Growth and Characterization of p-Type and n-Type Sb 2 Se 3 for Use in Thin-Film Photovoltaic Solar Cell Devices

In this study, a two-electrode electrodeposition technique was employed to grow thin films of antimony selenide (Sb 2 Se 3 ) on glass/fluorine-doped tin oxide (FTO) substrates. The highest quality thin films were consistently obtained within the range of 1600 mV to 1950 mV. Subsequent electrodeposition experiments were conducted at discrete voltages to produce various layers of thin films. Photoelectrochemical cell (PEC) measurements were performed to characterize the semiconductor material layers, leading to the identification of both p-Type and n-Type conductivity types. Optical absorption spectroscopic analysis revealed energy bandgap values ranging from 1.10 eV to 1.90 eV for AD-deposited Sb 2 Se 3 samples and 1.08 eV to 1.68 eV for heat-treated Sb 2 Se 3 samples, confirming the semiconducting nature of the Sb 2 Se 3 material.
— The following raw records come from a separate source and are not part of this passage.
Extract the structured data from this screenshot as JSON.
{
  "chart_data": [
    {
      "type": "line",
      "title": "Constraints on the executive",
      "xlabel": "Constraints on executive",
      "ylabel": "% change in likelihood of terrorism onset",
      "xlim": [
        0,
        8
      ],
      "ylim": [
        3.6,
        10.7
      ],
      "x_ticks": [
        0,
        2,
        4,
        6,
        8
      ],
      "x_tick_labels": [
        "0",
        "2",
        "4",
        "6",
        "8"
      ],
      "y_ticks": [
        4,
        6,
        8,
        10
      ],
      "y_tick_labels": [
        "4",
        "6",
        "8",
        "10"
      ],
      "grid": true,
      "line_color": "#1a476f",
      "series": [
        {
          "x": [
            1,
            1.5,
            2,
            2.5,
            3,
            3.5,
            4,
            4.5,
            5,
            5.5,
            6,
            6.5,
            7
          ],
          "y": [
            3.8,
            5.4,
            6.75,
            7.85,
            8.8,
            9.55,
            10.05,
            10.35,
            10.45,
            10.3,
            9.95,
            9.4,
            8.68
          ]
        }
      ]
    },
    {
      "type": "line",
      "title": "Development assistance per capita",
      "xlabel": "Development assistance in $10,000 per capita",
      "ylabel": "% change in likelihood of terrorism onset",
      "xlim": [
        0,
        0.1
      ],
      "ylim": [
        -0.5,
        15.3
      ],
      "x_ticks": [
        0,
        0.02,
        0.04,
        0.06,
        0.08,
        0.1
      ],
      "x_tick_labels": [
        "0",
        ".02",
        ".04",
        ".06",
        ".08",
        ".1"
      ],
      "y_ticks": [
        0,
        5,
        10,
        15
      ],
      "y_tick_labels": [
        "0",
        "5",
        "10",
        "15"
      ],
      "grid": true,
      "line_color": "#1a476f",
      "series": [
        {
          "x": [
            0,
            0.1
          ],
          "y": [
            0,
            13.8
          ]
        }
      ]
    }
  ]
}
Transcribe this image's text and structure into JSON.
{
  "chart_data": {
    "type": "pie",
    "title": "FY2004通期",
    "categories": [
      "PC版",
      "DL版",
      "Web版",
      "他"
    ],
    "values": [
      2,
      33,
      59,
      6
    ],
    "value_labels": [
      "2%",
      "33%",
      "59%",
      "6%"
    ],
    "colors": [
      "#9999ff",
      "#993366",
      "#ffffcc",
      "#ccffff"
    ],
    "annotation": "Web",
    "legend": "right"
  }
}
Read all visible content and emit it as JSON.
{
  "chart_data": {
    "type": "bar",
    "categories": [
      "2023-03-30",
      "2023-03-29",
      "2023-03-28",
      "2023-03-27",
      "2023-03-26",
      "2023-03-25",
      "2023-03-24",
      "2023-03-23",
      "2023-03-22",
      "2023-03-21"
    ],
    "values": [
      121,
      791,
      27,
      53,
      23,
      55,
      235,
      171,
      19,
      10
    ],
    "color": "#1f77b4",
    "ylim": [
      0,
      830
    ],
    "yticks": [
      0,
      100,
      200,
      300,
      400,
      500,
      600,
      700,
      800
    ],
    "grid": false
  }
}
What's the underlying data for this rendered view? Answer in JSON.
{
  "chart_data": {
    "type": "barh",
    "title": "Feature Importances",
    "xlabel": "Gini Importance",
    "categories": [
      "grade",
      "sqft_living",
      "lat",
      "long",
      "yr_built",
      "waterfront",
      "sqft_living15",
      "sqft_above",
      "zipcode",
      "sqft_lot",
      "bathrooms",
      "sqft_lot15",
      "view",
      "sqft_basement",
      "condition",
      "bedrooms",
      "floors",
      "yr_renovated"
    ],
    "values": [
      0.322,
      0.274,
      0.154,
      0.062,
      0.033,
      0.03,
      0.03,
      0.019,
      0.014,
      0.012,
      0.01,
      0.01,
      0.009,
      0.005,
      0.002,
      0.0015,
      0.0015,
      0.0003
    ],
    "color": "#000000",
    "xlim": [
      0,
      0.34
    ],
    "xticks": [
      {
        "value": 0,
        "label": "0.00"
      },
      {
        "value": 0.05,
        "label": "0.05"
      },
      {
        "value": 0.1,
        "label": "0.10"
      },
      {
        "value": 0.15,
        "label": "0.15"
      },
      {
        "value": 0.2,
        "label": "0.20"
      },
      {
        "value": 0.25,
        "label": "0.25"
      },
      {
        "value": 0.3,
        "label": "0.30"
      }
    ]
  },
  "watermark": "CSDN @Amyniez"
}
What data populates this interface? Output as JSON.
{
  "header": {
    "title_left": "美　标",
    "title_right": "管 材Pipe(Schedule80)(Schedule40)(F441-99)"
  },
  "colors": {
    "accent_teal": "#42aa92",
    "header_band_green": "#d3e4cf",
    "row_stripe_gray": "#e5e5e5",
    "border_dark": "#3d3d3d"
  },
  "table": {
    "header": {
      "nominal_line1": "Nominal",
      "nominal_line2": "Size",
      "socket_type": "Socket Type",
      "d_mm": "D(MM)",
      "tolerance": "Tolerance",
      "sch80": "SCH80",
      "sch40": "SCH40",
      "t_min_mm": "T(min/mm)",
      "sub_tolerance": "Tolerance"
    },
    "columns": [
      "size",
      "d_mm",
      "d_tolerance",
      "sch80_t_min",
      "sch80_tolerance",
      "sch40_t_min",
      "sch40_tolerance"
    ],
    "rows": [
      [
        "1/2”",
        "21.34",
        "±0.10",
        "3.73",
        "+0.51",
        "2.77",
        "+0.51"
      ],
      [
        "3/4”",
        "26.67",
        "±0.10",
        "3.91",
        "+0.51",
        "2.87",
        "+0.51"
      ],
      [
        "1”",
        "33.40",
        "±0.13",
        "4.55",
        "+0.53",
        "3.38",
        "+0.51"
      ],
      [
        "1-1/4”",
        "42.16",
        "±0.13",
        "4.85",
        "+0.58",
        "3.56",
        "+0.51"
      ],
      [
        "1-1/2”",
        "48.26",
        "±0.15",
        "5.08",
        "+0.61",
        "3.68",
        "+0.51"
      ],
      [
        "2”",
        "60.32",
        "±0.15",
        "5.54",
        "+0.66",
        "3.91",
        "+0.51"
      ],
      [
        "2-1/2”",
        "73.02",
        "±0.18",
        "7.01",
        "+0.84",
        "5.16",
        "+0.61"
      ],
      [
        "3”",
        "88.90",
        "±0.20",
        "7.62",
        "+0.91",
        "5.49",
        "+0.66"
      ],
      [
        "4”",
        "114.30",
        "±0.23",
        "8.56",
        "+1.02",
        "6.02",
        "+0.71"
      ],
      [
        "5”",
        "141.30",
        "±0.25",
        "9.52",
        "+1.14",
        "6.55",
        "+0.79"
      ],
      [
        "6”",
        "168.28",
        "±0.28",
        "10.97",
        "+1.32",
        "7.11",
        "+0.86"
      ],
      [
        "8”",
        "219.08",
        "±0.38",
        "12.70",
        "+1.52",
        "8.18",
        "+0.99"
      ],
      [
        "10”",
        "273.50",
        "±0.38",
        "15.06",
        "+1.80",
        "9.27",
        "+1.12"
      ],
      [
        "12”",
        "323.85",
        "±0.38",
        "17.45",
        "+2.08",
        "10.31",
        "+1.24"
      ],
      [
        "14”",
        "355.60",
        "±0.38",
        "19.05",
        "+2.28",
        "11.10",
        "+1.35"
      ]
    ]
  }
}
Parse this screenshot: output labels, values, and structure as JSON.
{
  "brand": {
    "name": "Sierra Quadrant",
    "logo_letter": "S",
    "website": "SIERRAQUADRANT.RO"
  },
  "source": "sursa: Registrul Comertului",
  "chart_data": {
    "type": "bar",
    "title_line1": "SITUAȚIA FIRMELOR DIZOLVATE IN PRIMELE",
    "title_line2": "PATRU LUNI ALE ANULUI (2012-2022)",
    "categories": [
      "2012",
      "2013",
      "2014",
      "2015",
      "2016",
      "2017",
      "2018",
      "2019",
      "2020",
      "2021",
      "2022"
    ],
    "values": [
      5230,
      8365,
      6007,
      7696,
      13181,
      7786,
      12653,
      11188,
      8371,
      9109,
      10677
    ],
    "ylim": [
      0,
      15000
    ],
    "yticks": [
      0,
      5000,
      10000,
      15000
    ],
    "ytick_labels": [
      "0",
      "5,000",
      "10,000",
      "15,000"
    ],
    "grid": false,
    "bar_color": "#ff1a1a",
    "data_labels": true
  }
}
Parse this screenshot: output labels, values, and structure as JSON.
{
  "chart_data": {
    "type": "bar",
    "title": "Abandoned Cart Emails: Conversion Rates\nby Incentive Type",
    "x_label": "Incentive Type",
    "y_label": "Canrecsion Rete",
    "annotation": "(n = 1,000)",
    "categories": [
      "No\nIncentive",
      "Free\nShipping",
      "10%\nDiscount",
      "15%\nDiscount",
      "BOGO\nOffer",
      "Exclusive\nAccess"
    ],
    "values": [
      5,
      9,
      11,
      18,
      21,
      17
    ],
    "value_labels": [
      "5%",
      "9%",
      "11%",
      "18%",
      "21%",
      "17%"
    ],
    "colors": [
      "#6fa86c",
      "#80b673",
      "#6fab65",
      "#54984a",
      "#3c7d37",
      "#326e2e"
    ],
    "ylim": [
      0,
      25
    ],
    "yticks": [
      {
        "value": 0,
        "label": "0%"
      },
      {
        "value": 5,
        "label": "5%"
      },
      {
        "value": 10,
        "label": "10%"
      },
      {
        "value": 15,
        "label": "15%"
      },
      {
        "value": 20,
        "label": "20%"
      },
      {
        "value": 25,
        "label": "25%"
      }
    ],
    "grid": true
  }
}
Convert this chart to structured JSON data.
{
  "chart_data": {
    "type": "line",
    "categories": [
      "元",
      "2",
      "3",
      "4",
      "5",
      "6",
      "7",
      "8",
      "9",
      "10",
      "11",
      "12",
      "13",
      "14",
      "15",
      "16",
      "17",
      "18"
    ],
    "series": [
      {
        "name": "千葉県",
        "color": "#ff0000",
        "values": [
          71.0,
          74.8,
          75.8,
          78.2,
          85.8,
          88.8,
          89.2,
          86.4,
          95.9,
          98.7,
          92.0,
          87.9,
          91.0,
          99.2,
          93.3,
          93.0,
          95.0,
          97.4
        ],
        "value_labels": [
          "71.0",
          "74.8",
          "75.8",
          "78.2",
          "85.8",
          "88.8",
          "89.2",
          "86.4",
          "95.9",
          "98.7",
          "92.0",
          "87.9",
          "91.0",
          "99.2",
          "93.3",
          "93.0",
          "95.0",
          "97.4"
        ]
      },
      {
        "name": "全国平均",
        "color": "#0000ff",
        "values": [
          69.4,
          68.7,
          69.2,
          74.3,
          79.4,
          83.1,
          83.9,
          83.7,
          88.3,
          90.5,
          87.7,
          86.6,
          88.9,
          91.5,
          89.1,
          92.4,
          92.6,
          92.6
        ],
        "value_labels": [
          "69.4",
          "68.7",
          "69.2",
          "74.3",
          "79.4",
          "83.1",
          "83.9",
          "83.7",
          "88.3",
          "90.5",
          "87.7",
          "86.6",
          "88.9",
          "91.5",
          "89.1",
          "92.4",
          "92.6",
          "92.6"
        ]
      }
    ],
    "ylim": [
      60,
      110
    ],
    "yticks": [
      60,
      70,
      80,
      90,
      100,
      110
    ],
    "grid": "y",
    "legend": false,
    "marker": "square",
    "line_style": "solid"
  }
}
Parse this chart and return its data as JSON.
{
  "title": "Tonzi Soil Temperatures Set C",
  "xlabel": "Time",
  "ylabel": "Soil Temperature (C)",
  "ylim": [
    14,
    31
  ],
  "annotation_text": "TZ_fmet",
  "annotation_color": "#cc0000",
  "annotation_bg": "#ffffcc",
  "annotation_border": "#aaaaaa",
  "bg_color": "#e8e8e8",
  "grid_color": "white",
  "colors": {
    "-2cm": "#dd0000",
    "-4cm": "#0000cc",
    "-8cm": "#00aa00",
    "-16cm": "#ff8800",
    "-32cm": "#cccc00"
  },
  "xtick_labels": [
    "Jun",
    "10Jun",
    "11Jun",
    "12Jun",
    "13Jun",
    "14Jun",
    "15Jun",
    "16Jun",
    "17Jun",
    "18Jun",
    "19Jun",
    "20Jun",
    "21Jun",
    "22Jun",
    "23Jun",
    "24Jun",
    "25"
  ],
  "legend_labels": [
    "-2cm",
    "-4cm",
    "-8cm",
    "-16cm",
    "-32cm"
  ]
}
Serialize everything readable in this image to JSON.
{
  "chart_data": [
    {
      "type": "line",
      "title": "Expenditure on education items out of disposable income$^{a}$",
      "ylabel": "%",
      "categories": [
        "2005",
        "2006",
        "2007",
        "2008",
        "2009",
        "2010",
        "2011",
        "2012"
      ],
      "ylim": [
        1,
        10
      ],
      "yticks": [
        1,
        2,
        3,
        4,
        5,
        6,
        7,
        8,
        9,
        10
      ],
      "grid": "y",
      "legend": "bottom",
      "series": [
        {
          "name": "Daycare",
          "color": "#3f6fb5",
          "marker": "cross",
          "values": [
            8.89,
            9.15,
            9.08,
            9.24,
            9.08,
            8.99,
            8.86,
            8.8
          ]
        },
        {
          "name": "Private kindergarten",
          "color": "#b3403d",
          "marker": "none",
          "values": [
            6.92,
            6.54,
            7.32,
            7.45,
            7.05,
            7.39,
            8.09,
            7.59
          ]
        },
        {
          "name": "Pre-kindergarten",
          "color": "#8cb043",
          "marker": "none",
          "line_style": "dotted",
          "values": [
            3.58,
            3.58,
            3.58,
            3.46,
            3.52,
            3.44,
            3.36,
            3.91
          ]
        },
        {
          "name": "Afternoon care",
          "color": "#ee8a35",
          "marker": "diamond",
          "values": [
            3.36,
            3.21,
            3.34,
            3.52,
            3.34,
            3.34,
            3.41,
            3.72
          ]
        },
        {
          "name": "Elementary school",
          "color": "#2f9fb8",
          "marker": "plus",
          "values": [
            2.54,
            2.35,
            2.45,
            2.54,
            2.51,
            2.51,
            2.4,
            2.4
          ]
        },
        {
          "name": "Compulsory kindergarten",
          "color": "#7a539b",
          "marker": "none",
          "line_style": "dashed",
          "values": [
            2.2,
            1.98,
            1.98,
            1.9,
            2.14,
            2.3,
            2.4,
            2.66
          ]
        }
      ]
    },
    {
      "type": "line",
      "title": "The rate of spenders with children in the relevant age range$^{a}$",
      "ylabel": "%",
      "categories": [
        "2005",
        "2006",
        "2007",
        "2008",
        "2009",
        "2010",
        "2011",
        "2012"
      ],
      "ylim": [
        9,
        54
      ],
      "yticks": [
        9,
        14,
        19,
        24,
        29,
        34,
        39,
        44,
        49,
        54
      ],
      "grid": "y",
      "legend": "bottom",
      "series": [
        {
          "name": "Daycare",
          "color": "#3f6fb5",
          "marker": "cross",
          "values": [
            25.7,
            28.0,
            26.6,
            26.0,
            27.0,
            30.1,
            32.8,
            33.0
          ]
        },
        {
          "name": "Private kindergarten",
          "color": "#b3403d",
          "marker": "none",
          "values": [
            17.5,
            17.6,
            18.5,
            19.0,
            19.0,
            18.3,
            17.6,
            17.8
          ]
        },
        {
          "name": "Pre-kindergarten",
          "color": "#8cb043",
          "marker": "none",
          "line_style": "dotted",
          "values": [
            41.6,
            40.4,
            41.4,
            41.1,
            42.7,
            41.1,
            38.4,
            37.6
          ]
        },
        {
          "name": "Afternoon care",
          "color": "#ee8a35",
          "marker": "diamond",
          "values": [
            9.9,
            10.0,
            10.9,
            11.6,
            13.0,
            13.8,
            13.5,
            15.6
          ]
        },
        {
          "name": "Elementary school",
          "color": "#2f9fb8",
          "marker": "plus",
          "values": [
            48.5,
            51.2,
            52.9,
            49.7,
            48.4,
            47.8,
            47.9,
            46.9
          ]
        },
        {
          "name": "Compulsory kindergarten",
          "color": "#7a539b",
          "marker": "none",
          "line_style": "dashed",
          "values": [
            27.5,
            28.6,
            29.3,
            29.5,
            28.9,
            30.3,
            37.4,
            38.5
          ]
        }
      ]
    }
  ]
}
Additionally, other characterization techniques, including X-ray diffraction analysis, reveal that the AD-deposited layers are almost amorphous, and heat treatment shows that the material is within the orthorhombic crystalline system. Heat-treated layers grown at ~1740 mV showed highly crystalline material with a bandgap nearing the bulk bandgap of Sb 2 Se 3 . Raman spectroscopy identified vibrational modes specific to the Sb 2 Se 3 phase, further confirming its crystallinity. To explore the thin-film morphology, Scanning Electron Microscopy (SEM) was employed, revealing uniformly deposited material composed of grains of varying sizes at different voltages. Energy Dispersive X-ray analysis (EDX) confirmed the presence of antimony and selenium in the material layers.